Quote:
Originally Posted by DesertCat
And while DcifrThs can weigh in with proprietary experience to rebut my contention, I still contend that randomly backtesting various stock components isn't likely to lead to a pattern that will persist or be profitably tradable.
you of all people should know i 100% agree with your statement here, DC.
Quote:
If it can be mechanized, and automated, DcifrThs is just one of thousands of professionals who can do it better, faster, and with more capital than you. Matching company fundamental data patterns to future price movements should be pretty much childs play for any wall street quant.
partly true.
the issue becomes one of motivation and scale, which are related in this case. i could probably think of a few ways build a profitable screening/trading tool for small cap companies pretty readily but a) a machine couldn't trade it profitably (or it would take a ton more work to reasearch/code the execution vs. manually doing the execution), and b) i don't have the coding skills and reliable data access to make that happen.

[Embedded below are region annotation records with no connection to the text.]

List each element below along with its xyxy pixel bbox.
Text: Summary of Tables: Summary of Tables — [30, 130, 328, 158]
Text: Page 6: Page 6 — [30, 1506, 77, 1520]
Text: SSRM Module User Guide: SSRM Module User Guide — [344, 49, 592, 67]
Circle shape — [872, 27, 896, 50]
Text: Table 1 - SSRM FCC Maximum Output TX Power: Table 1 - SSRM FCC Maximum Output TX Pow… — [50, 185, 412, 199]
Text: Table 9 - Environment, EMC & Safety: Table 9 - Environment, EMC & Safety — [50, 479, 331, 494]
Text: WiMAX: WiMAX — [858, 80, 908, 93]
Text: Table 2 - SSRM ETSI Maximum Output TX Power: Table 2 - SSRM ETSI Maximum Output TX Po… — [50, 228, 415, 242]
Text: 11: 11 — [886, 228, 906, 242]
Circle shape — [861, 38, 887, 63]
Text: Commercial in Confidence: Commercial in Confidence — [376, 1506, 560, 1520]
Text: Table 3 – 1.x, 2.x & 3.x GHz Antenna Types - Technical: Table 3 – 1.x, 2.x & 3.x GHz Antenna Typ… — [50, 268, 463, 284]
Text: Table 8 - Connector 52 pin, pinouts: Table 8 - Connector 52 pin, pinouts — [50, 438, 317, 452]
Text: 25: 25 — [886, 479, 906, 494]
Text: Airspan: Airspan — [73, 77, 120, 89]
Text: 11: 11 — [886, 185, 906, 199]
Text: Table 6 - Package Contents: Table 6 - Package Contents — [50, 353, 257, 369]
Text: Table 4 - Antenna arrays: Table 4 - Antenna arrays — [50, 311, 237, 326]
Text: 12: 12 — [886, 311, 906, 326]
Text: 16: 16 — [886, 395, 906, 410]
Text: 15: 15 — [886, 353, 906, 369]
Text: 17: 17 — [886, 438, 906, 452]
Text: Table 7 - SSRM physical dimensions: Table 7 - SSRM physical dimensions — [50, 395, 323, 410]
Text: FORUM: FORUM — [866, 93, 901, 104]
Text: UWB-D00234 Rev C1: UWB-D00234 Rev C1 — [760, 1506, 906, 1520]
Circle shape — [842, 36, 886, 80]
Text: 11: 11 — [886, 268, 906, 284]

i think one thing people generally overlook is the access to data and the cost therein when actually executing profitable trading systems. it's expensive.
in general though, fundamental systems are far harder to build profitably nowadays and DC's point is very true. i'm a dinasour now in this case.
i have a friend who has a sick system and the only issue he has now is making a deal to get 5millisecond data from the CME to trade currency futures (not profitable trading spot fx due to transaction costs). when (not if) he gets it up and running, it'll make him a ton. the problem is it reaches capacity almost immediately and has, as a result, a max it can make with no ability to go beyond that. so it'll be great for him, he just can't sell it and make a ton more or scale it up to make a ton more.
the point is, there's many ways to generate profitable sub-second trading systems and there are now very few ways to generate fundamental ones. there are market inefficiencies that pop up, but you have to be on the look out for them.
the guy asking about monthly BS data is pretty hilarious though. that's like asking the govt to put out monthly GDP data lol.